By Elon Glucklich

The Bulletin

First it was a demolition that shocked and outraged much of Bend.

Then it was a grandiose plan for condos, shops, offices and restaurants.

The former Brooks-Scanlon crane shed site on Southwest Industrial Way is an open field today, same as it’s been for nearly 10 years.

But its next act could be as a Marriott hotel. A Montana real estate firm specializing in hotel construction submitted planning documents to the city of Bend in October, detailing plans to build a four-story, 90-room Marriott SpringHill Suites hotel on the crane shed property, just north of the Old Mill District.

Those plans are far from certain, however. Officials with the Montana company, Braxton Development, met with the city in November to discuss the plan. But they haven’t followed up with a formal application, according to Bend Senior Planner Aaron Henson.

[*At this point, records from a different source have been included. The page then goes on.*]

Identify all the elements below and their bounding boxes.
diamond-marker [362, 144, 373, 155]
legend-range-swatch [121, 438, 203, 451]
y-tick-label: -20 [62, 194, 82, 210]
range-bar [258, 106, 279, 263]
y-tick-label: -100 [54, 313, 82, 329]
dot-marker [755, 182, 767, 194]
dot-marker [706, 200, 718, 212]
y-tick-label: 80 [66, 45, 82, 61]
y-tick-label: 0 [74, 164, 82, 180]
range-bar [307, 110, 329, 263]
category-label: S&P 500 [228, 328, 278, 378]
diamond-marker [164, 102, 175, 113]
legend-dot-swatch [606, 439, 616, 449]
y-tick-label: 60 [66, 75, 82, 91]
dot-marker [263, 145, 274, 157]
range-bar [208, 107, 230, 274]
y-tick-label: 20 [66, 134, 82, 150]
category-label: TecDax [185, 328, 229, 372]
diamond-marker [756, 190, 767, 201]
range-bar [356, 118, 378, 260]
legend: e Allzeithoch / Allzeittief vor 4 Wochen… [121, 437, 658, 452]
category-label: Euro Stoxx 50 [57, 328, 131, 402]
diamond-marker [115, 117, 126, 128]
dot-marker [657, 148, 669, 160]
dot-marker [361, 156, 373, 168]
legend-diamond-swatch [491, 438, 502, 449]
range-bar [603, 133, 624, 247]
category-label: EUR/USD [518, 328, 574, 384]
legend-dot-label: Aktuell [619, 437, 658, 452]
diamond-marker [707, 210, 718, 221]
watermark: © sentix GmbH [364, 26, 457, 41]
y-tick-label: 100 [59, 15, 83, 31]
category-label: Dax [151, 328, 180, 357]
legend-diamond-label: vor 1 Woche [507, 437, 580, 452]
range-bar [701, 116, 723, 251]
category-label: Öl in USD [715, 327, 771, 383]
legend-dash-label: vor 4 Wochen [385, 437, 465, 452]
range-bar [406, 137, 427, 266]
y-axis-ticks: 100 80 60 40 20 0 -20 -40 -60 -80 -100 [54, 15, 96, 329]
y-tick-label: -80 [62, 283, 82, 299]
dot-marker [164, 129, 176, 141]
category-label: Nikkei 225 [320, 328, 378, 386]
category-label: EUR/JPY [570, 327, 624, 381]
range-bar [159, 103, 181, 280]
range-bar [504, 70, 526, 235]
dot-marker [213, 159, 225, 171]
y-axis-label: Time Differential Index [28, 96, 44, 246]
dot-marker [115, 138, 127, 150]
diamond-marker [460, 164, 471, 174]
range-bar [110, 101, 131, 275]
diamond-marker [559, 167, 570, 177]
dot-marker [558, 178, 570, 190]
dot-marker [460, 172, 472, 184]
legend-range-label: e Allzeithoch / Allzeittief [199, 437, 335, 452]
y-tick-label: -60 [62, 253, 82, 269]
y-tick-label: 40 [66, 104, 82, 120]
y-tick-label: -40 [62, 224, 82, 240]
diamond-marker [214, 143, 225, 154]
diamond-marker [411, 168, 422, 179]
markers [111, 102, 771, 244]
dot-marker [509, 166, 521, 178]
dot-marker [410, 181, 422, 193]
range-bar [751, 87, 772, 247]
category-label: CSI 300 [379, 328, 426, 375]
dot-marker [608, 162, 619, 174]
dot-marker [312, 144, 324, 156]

Still, he said, the developers have stayed in contact.

“I wouldn’t say we haven’t heard anything from them,” Henson said Monday. “I think they’re still proceeding with their due diligence.”

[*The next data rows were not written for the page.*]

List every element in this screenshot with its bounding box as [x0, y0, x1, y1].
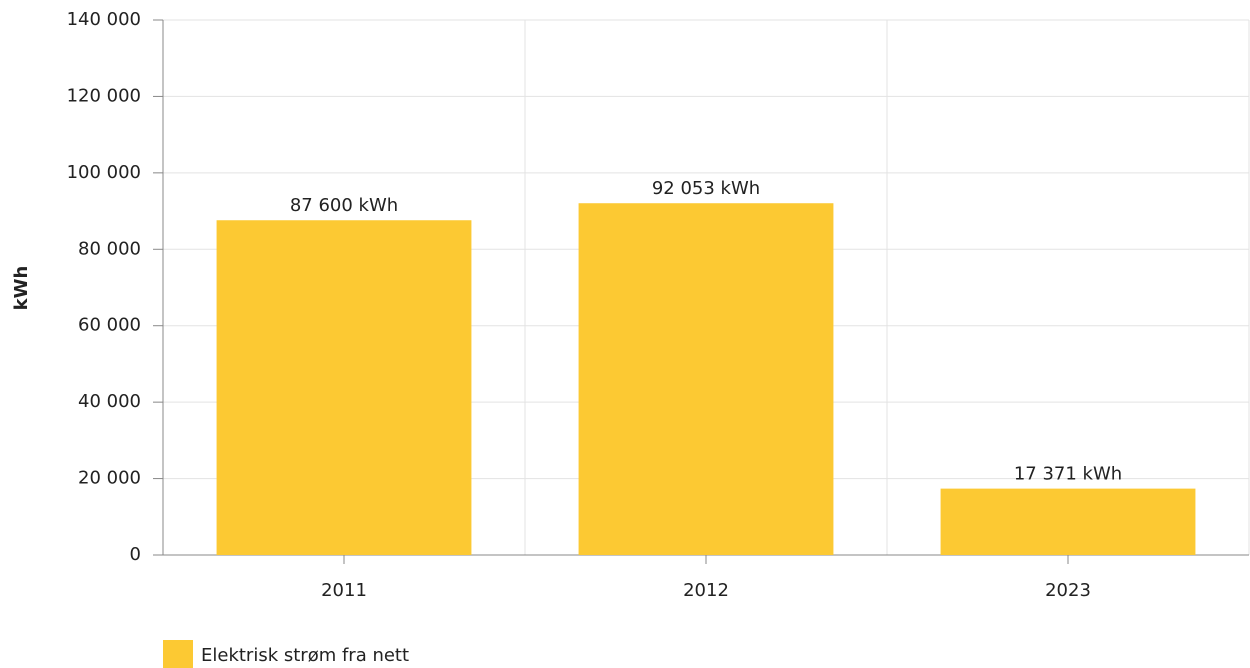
y-tick-label: 0 [130, 544, 141, 565]
y-tick-label: 80 000 [78, 238, 141, 259]
x-tick-label: 2023 [1045, 580, 1091, 601]
y-axis-label: kWh [11, 266, 32, 311]
value-label: 92 053 kWh [652, 178, 760, 199]
bar [578, 203, 834, 556]
y-tick-label: 100 000 [67, 162, 141, 183]
y-tick-label: 60 000 [78, 315, 141, 336]
y-tick-label: 40 000 [78, 391, 141, 412]
y-tick-label: 140 000 [67, 9, 141, 30]
legend-swatch [163, 640, 193, 668]
y-tick-label: 20 000 [78, 468, 141, 489]
value-label: 87 600 kWh [290, 195, 398, 216]
value-label: 17 371 kWh [1014, 464, 1122, 485]
legend-label: Elektrisk strøm fra nett [201, 645, 409, 666]
bar [216, 220, 472, 555]
x-tick-label: 2011 [321, 580, 367, 601]
y-tick-label: 120 000 [67, 85, 141, 106]
bar [940, 488, 1196, 555]
x-tick-label: 2012 [683, 580, 729, 601]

Braxton Development officials didn’t return messages seeking comment Monday. The company’s director of development told The Bulletin in November they planned to move forward, but hadn’t received formal approval from Marriott.

A hotel would end a decade of turmoil on the four-acre property, which may tell the story of Bend’s real estate boom and bust as well as any other piece of land in the city.

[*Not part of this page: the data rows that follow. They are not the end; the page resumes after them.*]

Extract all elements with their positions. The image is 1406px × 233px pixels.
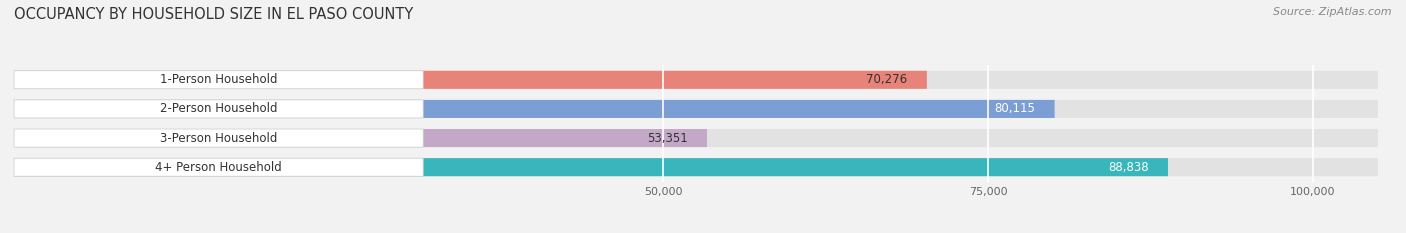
Text: 88,838: 88,838 xyxy=(1108,161,1149,174)
FancyBboxPatch shape xyxy=(14,158,1378,176)
FancyBboxPatch shape xyxy=(14,129,1378,147)
Text: 4+ Person Household: 4+ Person Household xyxy=(155,161,283,174)
FancyBboxPatch shape xyxy=(14,129,707,147)
FancyBboxPatch shape xyxy=(14,100,1378,118)
Text: Source: ZipAtlas.com: Source: ZipAtlas.com xyxy=(1274,7,1392,17)
Text: 70,276: 70,276 xyxy=(866,73,907,86)
FancyBboxPatch shape xyxy=(14,158,423,176)
Text: 2-Person Household: 2-Person Household xyxy=(160,103,277,115)
Text: 80,115: 80,115 xyxy=(994,103,1035,115)
FancyBboxPatch shape xyxy=(14,158,1168,176)
FancyBboxPatch shape xyxy=(14,129,423,147)
Text: 3-Person Household: 3-Person Household xyxy=(160,132,277,144)
FancyBboxPatch shape xyxy=(14,71,423,89)
FancyBboxPatch shape xyxy=(14,71,927,89)
FancyBboxPatch shape xyxy=(14,100,1054,118)
Text: 53,351: 53,351 xyxy=(647,132,688,144)
FancyBboxPatch shape xyxy=(14,71,1378,89)
FancyBboxPatch shape xyxy=(14,100,423,118)
Text: 1-Person Household: 1-Person Household xyxy=(160,73,277,86)
Text: OCCUPANCY BY HOUSEHOLD SIZE IN EL PASO COUNTY: OCCUPANCY BY HOUSEHOLD SIZE IN EL PASO C… xyxy=(14,7,413,22)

The Brooks-Scanlon Lumber Company built the 70-foot-high crane shed in the late 1930s as a storage facility for its lumber.

The company closed in 1994 as the timber industry declined, but the crane shed remained as a local historic landmark — for another decade, anyway.

A group of local investors bought the property for $2.8 million in 2003, hoping to knock it down and build a mixed-use retail building in its place.

Crown Investment Group got the go-ahead from the city council to demolish it. But the company knocked the crane shed down just a day after the city council decision and without a demolition permit, doing the work in the middle of the night and generating so much outrage that the city sued and won a $100,000 judgment against Crown.

The developers may have gotten the last laugh, however. Without ever constructing their planned building, Crown sold the property in 2005 for $5 million.

The buyer, Bend resident Stephen Trono, had an even more ambitious plan for the crane shed. In 2006, Trono proposed a massive development on the property dubbed “The Mercato,” with six buildings totaling 33,300 square feet for retail, 19,500 square feet of restaurant space, 20,700 square feet of office space, 54 condominiums and underground parking, according to The Bulletin’s archives.

The city approved the plan, but by 2007 Bend’s red-hot real estate market was cooling fast, as property values plummeted and foreclosures mounted.

The Mercato never got off the ground. Trono’s lender, PremierWest Bank, filed a $4.7 million breach of contract lawsuit against him in March 2010, and he was critically injured in July of that year when his wife mistook him for an intruder and shot him multiple times in their Bend home. Trono survived the shooting, and his family has since left the area.

PremierWest sold the crane shed property in 2011 in a short sale for $1.4 million, to an executive of the former Bend company Edge Wireless. The executive, Cal Cannon, still owns the property, according to Deschutes County records.